A cidade síria de Aleppo aproveita há três dias a suspensão dos bombardeios e desfruta de momentos de paz, mas morre de sede.
Os habitantes, dos dois lados da linha de frente, sofrem com a maior escassez de água em cinco anos de guerra.
"A situação geral melhorou desde o início da trégua, é possível procurar de tudo... menos água", afirma Abu Nidal, de 60 anos, que vive no bairro rebelde de Al Maghayer.
Os combates ferozes nesta cidade dividida desde 2012 entre bairros sob controle rebelde e outros em poder do regime destruíram as bombas e os geradores elétricos que transportavam água aos bairros residenciais. A distribuição se tornou imprevisível.
A situação piorou com o ataque no fim de novembro da aviação russa contra a principal usina de tratamento de água da província, controlada pelo grupo jihadista Estado Islâmico (EI). Privou de água 1,4 milhão de habitantes de Aleppo e seus arredores, segundo a Unicef.
Os habitantes precisam se abastecer em poços improvisados ou comprar água de distribuidores privados.
Em sua suja caminhonete branca, um jovem coloca uma cisterna. Transporta água extraída de buracos cavados nas imediações da cidade. Depois enche com uma bomba os depósitos dos telhados dos edifícios.
"Os príncipes de Aleppo"
"São os príncipes de Aleppo, porque todos precisam deles", explica Jana Marja, uma estudante de 21 anos que vive no bairro dos siríacos, controlado pelo regime.
Segundo o Observatório Sírio de Direitos Humanos (OSDH), os bairros sob controle do regime são os mais afetados pela escassez devido à maior densidade populacional.
Todas as manhãs, homens, mulheres e crianças fazem fila com baldes de plástico em frente aos poços e às cisternas públicas.
"Esperar se converteu em um ofício em Aleppo, umas pessoas pagam às outras para que guardem seus lugares na fila de espera", acrescenta Jana Marja.
As pessoas encaram com humor a escassez "e se queixam sobretudo de ter o cabelo oleoso". "A brincadeira mais disseminada é que as alepinas, que estão há um mês sem tomar banho, continuam sendo mais bonitas que as parisienses emperiquitadas", comenta o estudante com um sorriso.
No bairro insurgente de Bustan al Qasr, na linha de frente, Abu Amer, um comerciante de 38 anos, confessa que "embora a água já tenha ficado cortada durante um mês, esta interrupção é a mais longa desde o início da guerra em Aleppo".

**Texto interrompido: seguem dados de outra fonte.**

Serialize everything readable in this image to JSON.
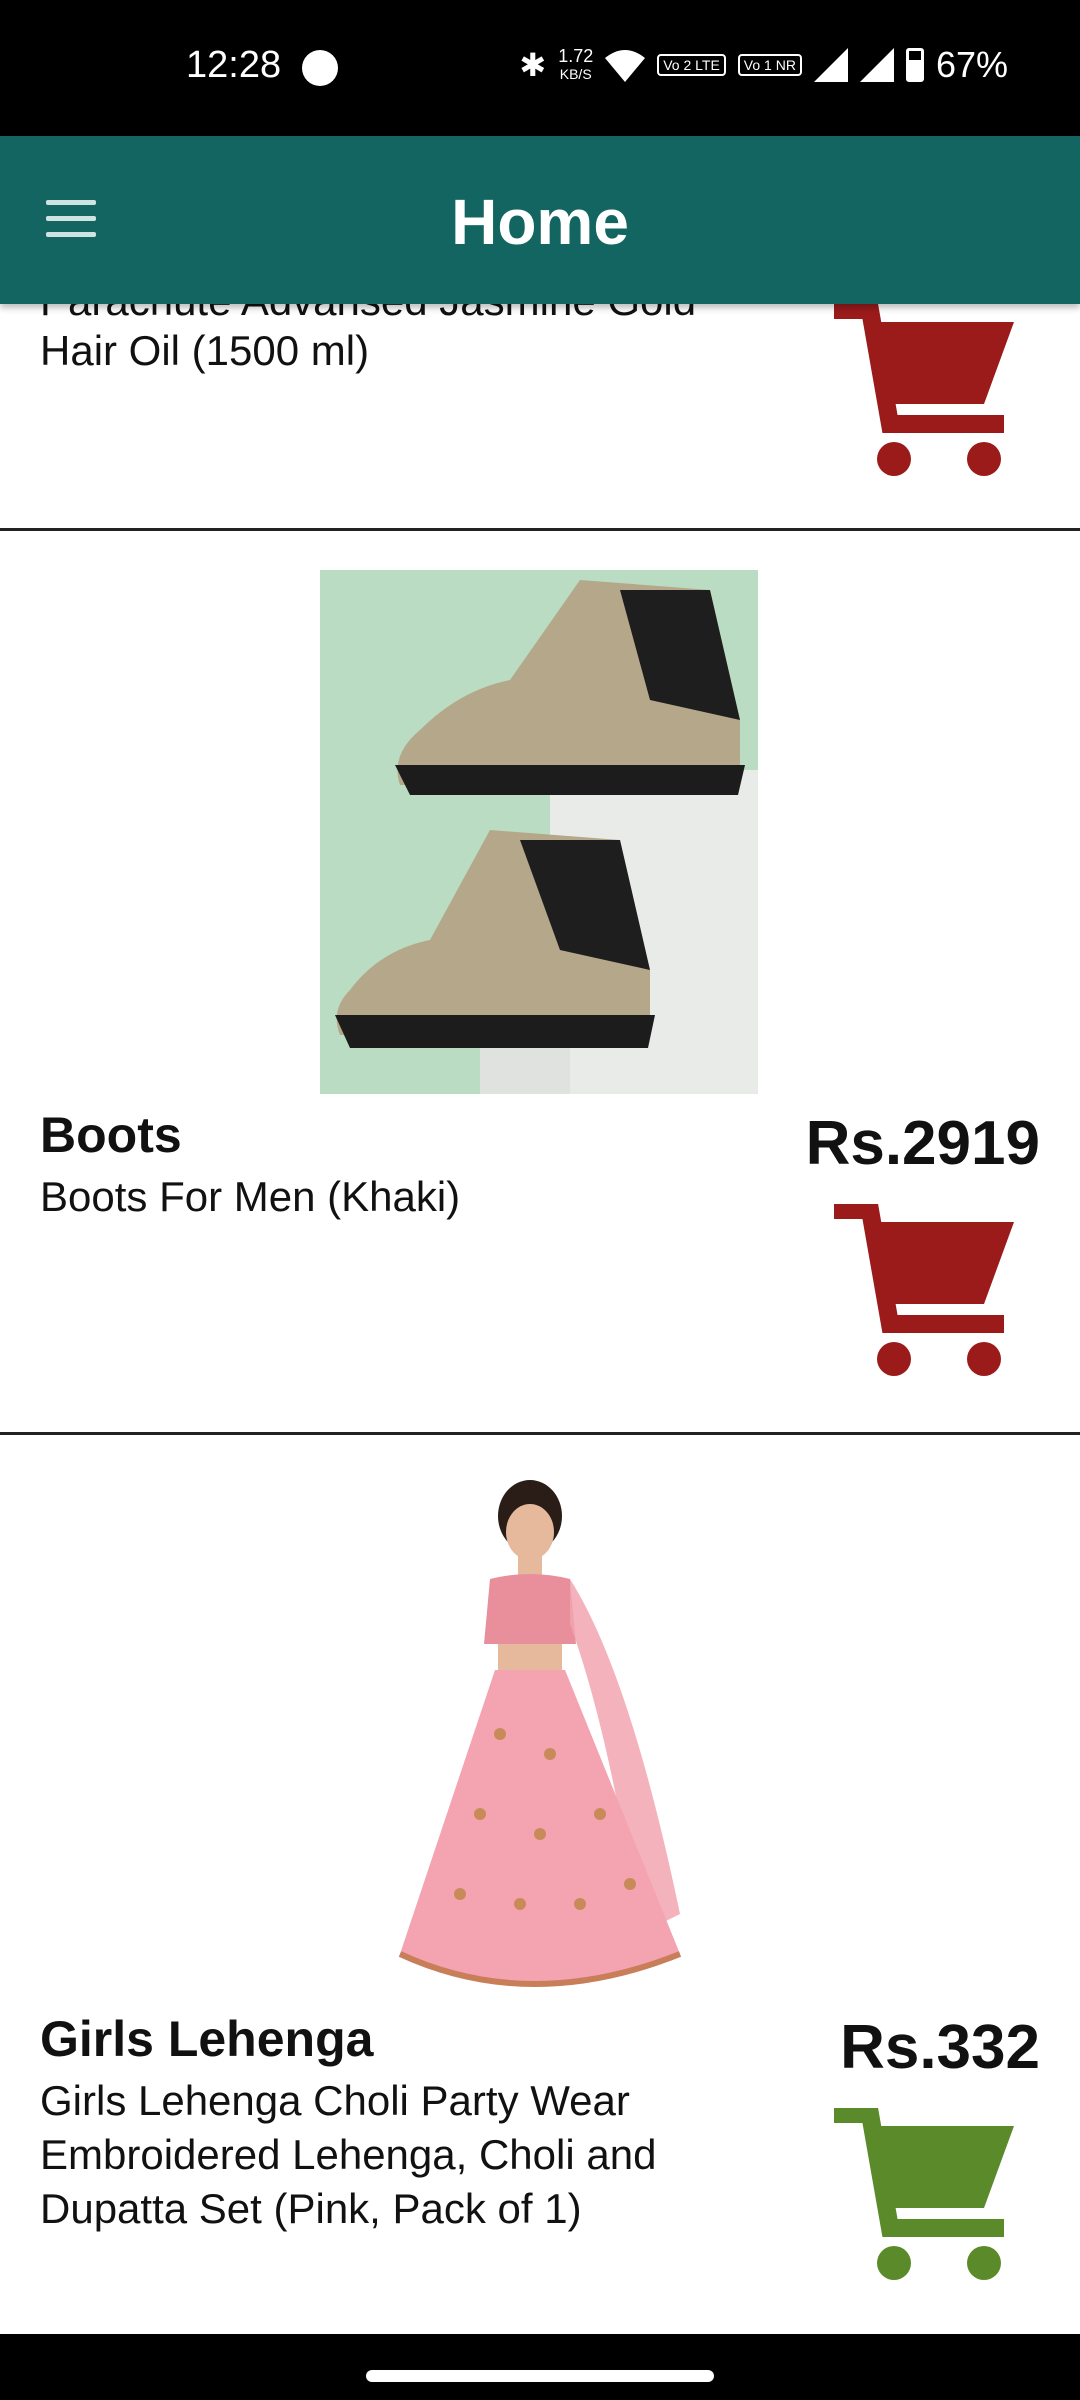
{
  "status_bar": {
    "time": "12:28",
    "net_speed_value": "1.72",
    "net_speed_unit": "KB/S",
    "sim1_badge": "Vo 2 LTE",
    "sim2_badge": "Vo 1 NR",
    "battery": "67%"
  },
  "app_bar": {
    "title": "Home"
  },
  "products": [
    {
      "name_cut": "Parachute Advansed Jasmine Gold",
      "description": "Hair Oil  (1500 ml)",
      "cart_color": "#9b1b1b"
    },
    {
      "name": "Boots",
      "description": "Boots For Men  (Khaki)",
      "price": "Rs.2919",
      "cart_color": "#9b1b1b"
    },
    {
      "name": "Girls Lehenga",
      "description": "Girls Lehenga Choli Party Wear Embroidered Lehenga, Choli and Dupatta Set  (Pink, Pack of 1)",
      "price": "Rs.332",
      "cart_color": "#5a8a2a"
    }
  ],
  "colors": {
    "app_bar": "#136561",
    "cart_red": "#9b1b1b",
    "cart_green": "#5a8a2a"
  }
}
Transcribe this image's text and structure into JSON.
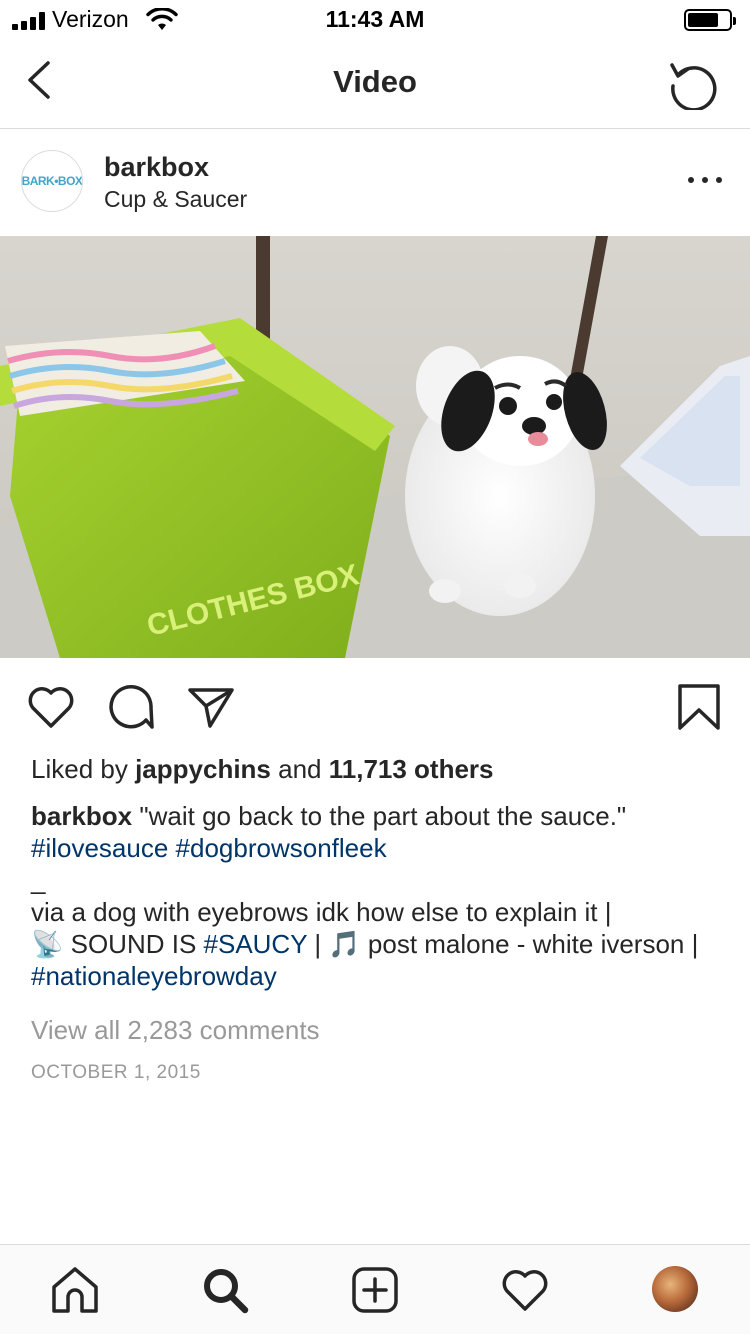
{
  "status_bar": {
    "carrier": "Verizon",
    "time": "11:43 AM",
    "battery_level": 0.76
  },
  "nav": {
    "title": "Video",
    "back_icon": "chevron-left-icon",
    "refresh_icon": "refresh-icon"
  },
  "post": {
    "avatar_text": "BARK•BOX",
    "username": "barkbox",
    "location": "Cup & Saucer",
    "video_box_text": "CLOTHES BOX",
    "likes": {
      "prefix": "Liked by ",
      "user": "jappychins",
      "middle": " and ",
      "others": "11,713 others"
    },
    "caption": {
      "username": "barkbox",
      "text": " \"wait go back to the part about the sauce.\"",
      "tag1": "#ilovesauce",
      "tag2": "#dogbrowsonfleek",
      "separator": "_",
      "line1": "via a dog with eyebrows idk how else to explain it |",
      "satellite_emoji": "📡",
      "sound_text": " SOUND IS ",
      "tag3": "#SAUCY",
      "pipe": " | ",
      "note_emoji": "🎵",
      "music": " post malone - white iverson | ",
      "tag4": "#nationaleyebrowday"
    },
    "comments_link": "View all 2,283 comments",
    "date": "OCTOBER 1, 2015"
  },
  "colors": {
    "hashtag": "#003569",
    "muted": "#999999",
    "divider": "#dbdbdb"
  }
}
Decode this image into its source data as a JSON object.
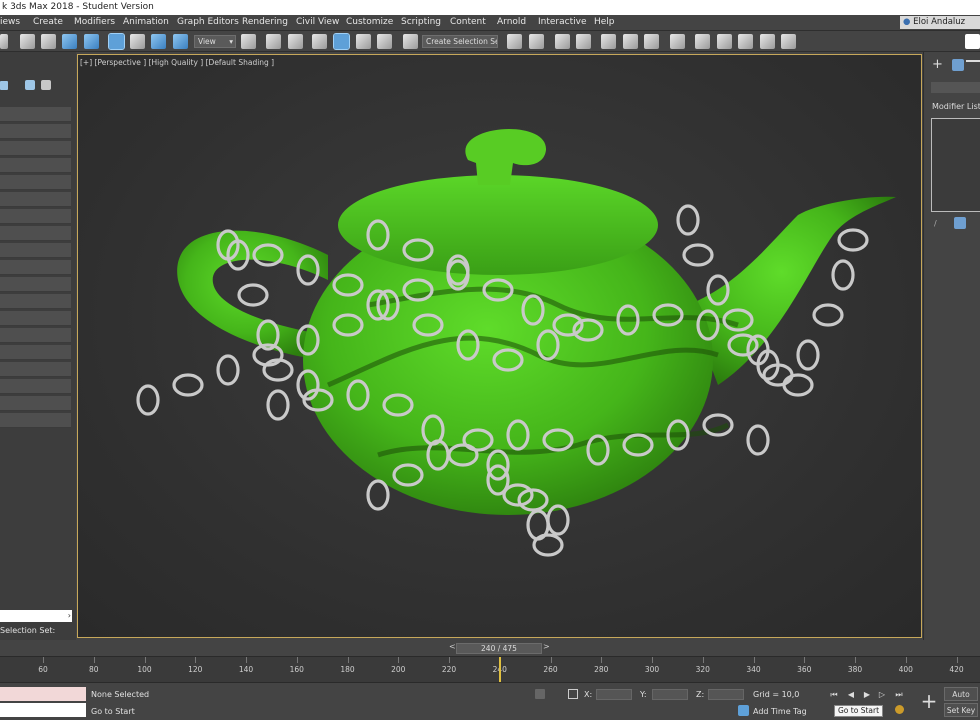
{
  "window": {
    "title": "k 3ds Max 2018 - Student Version"
  },
  "menu": {
    "items": [
      "iews",
      "Create",
      "Modifiers",
      "Animation",
      "Graph Editors",
      "Rendering",
      "Civil View",
      "Customize",
      "Scripting",
      "Content",
      "Arnold",
      "Interactive",
      "Help"
    ],
    "user": "Eloi Andaluz"
  },
  "toolbar": {
    "view_select": "View",
    "selection_set": "Create Selection Se"
  },
  "viewport": {
    "label": "[+] [Perspective ] [High Quality ] [Default Shading ]",
    "teapot_color": "#4fc21e",
    "background_color": "#2f2f2f"
  },
  "left_panel": {
    "selection_set_label": "Selection Set:"
  },
  "command_panel": {
    "modifier_list_label": "Modifier List"
  },
  "timeline": {
    "frame_counter": "240 / 475",
    "ticks": [
      "60",
      "80",
      "100",
      "120",
      "140",
      "160",
      "180",
      "200",
      "220",
      "240",
      "260",
      "280",
      "300",
      "320",
      "340",
      "360",
      "380",
      "400",
      "420"
    ],
    "current_frame": 240
  },
  "status": {
    "selection": "None Selected",
    "prompt": "Go to Start",
    "x_label": "X:",
    "y_label": "Y:",
    "z_label": "Z:",
    "grid": "Grid = 10,0",
    "add_time_tag": "Add Time Tag",
    "auto_key": "Auto Key",
    "set_key": "Set Key",
    "tooltip": "Go to Start"
  }
}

Para minimizar, este pai de três filhos paga 200 LS (0,45 euro, 0,48 dólar) a cada semana pelo funcionamento de um gerador que bombeia a água de um depósito próprio a sua casa para lavar os pratos e fazer a limpeza.
Sua família toma banho uma vez por semana. A água potável vem da Turquia. "Comprava 12 garrafas por 450 LS (1,10; 1,19 dólar), mas agora o preço duplicou", se queixa.
"É como ouro"
Rawane Damene, uma estudante do bairro de Mogambo, no poder do governo, afirma que sua família paga 1.350 LS (3,2 euros; 3,4 dólares) para encher 1.000 litros no depósito do telhado.
Diz que compra com dificuldade garrafas d;água a preços astronômicos no supermercado. Outros preferem ferver a água do poço e colocar cápsulas desinfectantes compradas na farmácia.
Muitas pessoas se queixam de problemas de saúde pela água dos poços. "Eu e um de meus filhos nos envenenamos com a água de um poço", afirma Abu Mohamad, um desempregado de 43 anos.
"Sofremos infecções intestinais, diarreia e vômito", enumera.
Para saber quando as cisternas locais encheram, os vizinhos se comunicam pelas redes sociais.
"As pessoas se informam pelo Facebook sobre onde há água potável, ou compartilham muito rapidamente as informações por Whatsapp e pela internet em geral", afirma o engenheiro informático Fadi Nasrallah. Também utilizam o mapa dos poços realizado pela Cruz Vermelha Internacional.
"Antes da guerra, não prestava muita atenção na água, mas agora é como ouro para mim. É praticamente sagrada", afirma Ali, de 29 anos.